When I use the function getenv()
from the Standard C Library, my program inherit the environment variables from its parent.
Example:
$ export FOO=42
$ <<< 'int main() {printf("%s\n", getenv("FOO"));}' gcc -w -xc - && ./a.exe
42
In libc, the environ
variable is declared into environ.c
. I am expecting it to be empty at the execution, but I get 42
.
Going a bit further getenv
can be simplified as follow:
char * getenv (const char *name)
{
size_t len = strlen (name);
char **ep;
uint16_t name_start;
name_start = *(const uint16_t *) name;
len -= 2;
name += 2;
for (ep = __environ; *ep != NULL; ++ep)
{
uint16_t ep_start = *(uint16_t *) *ep;
if (name_start == ep_start && !strncmp (*ep + 2, name, len)
&& (*ep)[len + 2] == '=')
return &(*ep)[len + 3];
}
return NULL;
}
libc_hidden_def (getenv)
Here I will just get the content of the __environ
variable. However I never initialized it.
So I get confused because environ
is supposed to be NULL
unless my main function is not the real entry point of my program. Perhaps gcc
is ticking me by adding an _init
function that is part of the standard C library.
Where is environ
initialized?
There is no mystery here.
First, the shell forks. Forked process obviously has the same environment. Then a new program is executed in the child. The syscall in question is
execve
, which amongst other things accepts a pointer to an environment.So there, what environment is set after execing a binary depends entirely on the code which was doing the exec.
All this is can be easily seen by running strace.
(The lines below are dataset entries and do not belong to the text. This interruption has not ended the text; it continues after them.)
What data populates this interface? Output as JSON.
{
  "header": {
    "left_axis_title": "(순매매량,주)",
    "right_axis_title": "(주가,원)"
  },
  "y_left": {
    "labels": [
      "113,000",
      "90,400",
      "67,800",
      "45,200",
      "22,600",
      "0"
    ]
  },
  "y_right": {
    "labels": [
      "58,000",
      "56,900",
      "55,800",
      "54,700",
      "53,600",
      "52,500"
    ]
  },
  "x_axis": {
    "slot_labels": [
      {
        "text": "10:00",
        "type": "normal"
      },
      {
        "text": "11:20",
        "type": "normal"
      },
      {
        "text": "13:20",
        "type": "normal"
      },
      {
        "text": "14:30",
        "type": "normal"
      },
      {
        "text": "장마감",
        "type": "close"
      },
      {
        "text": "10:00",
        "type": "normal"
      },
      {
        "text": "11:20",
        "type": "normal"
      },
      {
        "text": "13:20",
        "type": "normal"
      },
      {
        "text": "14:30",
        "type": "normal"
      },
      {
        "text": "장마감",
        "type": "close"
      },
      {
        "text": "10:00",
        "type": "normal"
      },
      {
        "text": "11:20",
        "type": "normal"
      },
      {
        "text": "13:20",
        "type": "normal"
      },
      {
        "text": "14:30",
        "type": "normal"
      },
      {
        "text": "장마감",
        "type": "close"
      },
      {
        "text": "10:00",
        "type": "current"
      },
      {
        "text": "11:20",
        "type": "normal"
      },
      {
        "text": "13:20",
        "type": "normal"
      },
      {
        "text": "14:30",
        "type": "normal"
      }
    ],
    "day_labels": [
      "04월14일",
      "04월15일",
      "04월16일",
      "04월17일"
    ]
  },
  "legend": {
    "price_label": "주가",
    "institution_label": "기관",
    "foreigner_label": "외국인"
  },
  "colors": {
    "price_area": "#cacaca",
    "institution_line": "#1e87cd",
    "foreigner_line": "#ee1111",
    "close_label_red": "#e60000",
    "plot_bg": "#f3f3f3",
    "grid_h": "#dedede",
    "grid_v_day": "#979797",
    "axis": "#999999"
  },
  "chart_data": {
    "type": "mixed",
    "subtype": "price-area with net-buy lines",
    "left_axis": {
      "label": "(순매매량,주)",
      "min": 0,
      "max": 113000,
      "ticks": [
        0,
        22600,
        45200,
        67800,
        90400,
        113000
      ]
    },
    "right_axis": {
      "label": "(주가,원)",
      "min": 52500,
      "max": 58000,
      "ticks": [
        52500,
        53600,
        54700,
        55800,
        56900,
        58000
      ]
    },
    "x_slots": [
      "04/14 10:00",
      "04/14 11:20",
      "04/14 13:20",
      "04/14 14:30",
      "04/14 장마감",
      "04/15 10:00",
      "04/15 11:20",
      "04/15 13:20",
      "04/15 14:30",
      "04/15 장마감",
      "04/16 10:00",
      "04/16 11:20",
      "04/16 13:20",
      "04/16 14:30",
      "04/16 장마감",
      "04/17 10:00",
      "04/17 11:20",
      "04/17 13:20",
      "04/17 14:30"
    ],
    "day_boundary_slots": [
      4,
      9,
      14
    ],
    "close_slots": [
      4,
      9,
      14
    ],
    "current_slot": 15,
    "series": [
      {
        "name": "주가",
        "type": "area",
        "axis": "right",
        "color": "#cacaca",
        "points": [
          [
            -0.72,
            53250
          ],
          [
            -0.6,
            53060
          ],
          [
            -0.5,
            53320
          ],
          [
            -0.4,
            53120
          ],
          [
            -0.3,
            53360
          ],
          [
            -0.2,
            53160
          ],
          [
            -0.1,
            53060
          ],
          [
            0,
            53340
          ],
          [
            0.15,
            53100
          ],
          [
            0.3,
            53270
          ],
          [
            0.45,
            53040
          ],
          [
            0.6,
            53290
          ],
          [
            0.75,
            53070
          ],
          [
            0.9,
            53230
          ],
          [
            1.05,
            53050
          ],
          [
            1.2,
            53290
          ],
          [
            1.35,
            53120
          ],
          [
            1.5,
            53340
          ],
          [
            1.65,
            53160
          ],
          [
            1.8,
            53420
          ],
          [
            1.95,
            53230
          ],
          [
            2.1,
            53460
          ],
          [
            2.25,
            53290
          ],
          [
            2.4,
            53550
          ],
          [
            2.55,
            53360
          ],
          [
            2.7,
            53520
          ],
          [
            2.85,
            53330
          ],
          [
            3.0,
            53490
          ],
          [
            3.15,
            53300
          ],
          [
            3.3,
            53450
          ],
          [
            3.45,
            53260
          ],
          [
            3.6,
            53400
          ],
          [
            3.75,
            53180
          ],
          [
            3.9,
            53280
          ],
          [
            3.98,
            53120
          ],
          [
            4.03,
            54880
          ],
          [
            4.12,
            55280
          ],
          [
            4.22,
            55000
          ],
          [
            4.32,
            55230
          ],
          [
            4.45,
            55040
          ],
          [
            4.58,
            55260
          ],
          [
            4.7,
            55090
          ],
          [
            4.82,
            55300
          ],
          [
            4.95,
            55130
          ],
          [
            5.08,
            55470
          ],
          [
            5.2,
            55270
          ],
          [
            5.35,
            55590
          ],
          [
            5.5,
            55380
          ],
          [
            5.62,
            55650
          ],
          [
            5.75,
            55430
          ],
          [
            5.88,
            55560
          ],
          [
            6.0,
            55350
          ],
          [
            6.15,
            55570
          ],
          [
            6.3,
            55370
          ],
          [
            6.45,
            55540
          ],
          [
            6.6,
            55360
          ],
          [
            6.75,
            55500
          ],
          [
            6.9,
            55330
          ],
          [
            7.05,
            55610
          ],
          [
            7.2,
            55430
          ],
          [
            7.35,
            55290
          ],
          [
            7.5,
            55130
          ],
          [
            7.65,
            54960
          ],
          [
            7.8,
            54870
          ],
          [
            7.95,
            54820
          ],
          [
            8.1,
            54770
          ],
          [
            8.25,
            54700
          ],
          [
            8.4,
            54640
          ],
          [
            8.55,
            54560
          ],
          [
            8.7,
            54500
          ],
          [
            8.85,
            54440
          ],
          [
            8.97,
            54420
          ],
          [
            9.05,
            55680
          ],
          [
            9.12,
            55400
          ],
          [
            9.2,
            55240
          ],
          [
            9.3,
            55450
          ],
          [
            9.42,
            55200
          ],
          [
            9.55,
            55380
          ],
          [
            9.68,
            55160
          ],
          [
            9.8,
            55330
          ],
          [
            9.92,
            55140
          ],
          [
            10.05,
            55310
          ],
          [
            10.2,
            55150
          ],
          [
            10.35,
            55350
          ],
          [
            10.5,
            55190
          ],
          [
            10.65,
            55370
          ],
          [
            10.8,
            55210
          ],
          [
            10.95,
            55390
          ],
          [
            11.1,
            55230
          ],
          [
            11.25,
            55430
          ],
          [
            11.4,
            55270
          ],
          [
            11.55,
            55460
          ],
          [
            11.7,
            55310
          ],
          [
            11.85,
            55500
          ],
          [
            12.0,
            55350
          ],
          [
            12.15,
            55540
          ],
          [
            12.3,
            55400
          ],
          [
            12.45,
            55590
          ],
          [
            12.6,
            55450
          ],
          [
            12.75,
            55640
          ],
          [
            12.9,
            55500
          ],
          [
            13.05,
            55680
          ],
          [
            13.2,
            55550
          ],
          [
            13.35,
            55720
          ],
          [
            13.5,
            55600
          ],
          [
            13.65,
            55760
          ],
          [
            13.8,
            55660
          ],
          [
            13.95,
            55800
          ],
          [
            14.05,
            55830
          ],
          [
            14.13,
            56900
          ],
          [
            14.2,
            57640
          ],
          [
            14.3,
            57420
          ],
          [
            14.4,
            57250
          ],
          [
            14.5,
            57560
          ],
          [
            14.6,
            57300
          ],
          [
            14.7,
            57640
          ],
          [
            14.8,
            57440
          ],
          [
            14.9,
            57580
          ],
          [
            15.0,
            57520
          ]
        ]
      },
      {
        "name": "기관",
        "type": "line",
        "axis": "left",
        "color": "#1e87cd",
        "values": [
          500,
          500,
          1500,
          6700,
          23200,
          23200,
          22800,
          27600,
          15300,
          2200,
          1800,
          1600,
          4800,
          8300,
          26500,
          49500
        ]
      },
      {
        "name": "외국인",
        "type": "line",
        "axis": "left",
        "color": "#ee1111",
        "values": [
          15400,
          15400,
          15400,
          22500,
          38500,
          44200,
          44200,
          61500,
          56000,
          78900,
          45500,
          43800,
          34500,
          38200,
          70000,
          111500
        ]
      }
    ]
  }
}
EDIT: since the question was edited to ask about
environ
:When you execute a dynamically linked binary, the very first userspace code doing anything comes from the loader. The loader amongst other things sets up variables like
argc
,argv
orenviron
and only then callsmain()
from the binary.Once more, sources for all this are freely available. While glibc's sources are rather hard to read due to atrocious formatting, BSD ones are easy and conceptually equivalent enough.